I’ve forgotten how the rest of this masterpiece went, but it was basically an epic chronicling Tim’s brilliance at begging for scraps and the way he would chase seagulls along the beach.  Never knowing when to shut up, I used to recite it to anyone who would listen and to quite a few who wouldn’t.

So about 12 years ago we bought a Labrador puppy and called him Dylan.  He was as cute as a button but infuriating at the same time.  There were 3 facts about Labradors we didn’t fully appreciate:

1.       They don’t have an ‘off’ button when it comes to eating. I’m convinced that left alone with a big sack of dog food, Dylan would have eaten his way through it until he burst at the seams.

2.       They like water, any water.  They have an oily coat, webbed feet and an otter-like tail which makes them great swimmers. Dylan would happily jump in the sea and dive under the water looking for stones thrown nearby.  Unfortunately he would also leap into muddy puddles, filthy canals, stinking ditches and no doubt a sewage farm given half a chance.

3.       They like pooh, any pooh.  They like to eat it and they like to roll in it.  Fox pooh was a real favourite for Dylan, but another dog’s pooh would do just as well.

And yet for all his questionable habits we adored him, and only my taking a job in Cyprus forced us to re-home him to a lovely family in Essex, who used to send us photos of him at Christmas.

Within 10 days of arriving in Cyprus, we were the proud owners of Sam, a 6 month old puppy who’d originally been rescued from a farm by a lady who wasn’t able to keep him in her apartment.  Sam was house trained, but that was all.  However he soon turned into a well behaved dog, apart from occasionally absconding from the garden and turning up at 2.00 in the morning like an errant teenager.  He had fabulous markings being part Doberman, part English pointer.  He was tall and had a tail so long he couldn’t wag it in the traditional way, rather it would go round like a windmill.

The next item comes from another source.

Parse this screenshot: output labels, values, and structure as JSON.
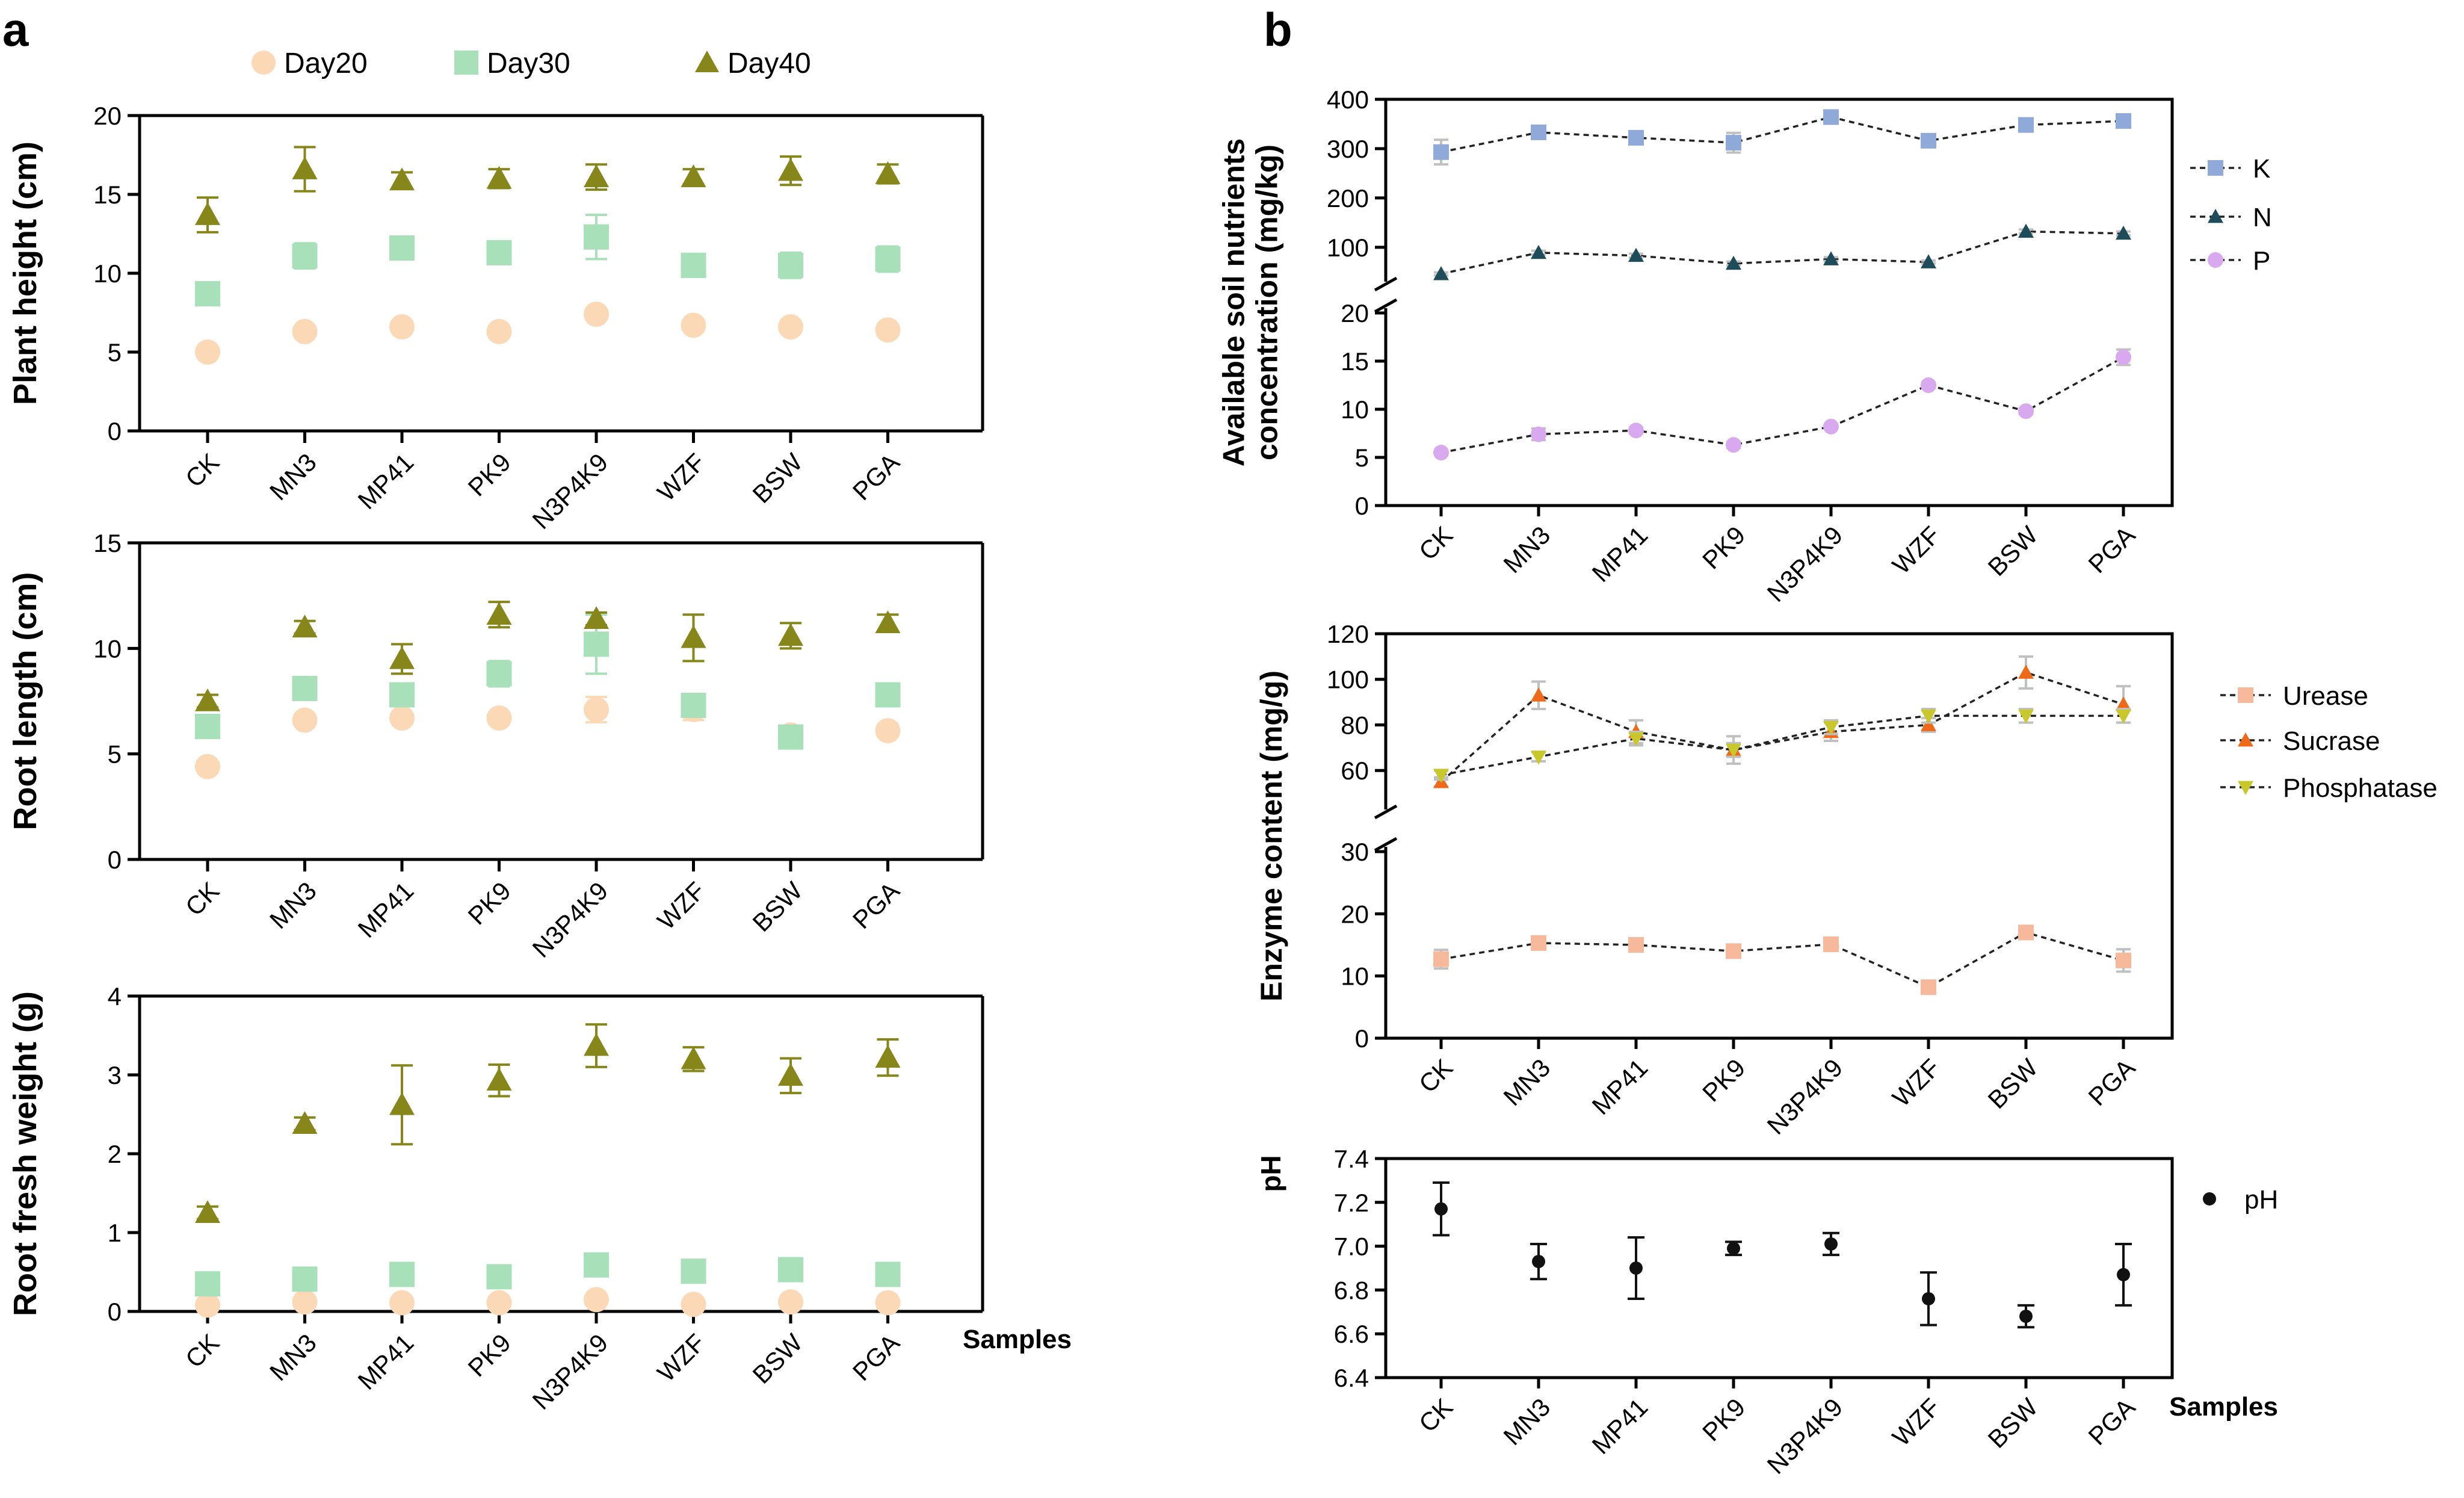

When our time in Cyprus was up we took advantage of the newly introduced Pet Passport scheme to bring him back to the UK with us.  It may have cost well over £1,000 but I would do it all again.  He was such a placid, affectionate, dopey dog.  We loved him to bits, and when he too succumbed to a tumour aged just eight, I held him at the vets for the last time and cried my eyes out.

Three months later we got a tricolour Cavalier King Charles puppy and called him Alfie.  He is a joy to have around, although very different from our other dogs.  He’s certainly the most intelligent of them all and the easiest to train, albeit with a stubborn streak.  Being so small, he is quite literally a lapdog and is even permitted to sit up on the sofa with us.  This would ordinarily go against all my beliefs in what dogs should be allowed to do.  The other dogs would have been unceremoniously chucked off the furniture, and neither of them would have dared go upstairs, but Alfie’s different somehow, or maybe I’m just getting softer.

Anyway, so much for the pet history.  Why do I go for dogs and not for cats?  Apart from the obvious things like a dog makes you get up and take some exercise now and then, I suppose it comes down to their different attitudes towards their owners.  Cats are notoriously independent; they don’t want to know you unless they’re after something, and I always feel they’re kind of looking down on you with ill disguised contempt.

Dogs on the other hand ‘need’ you.  They come back for affection even when they’ve been shouted at and give you affection in return.  They depend on you in a way which brings out an almost parental instinct.  A psychologist would have a fine old time analysing my need to control another creature in order to make me feel better about myself.  I don’t know if there’s any truth in that, but I do like knowing the dog needs me.  Well, we all want to be loved, don’t we?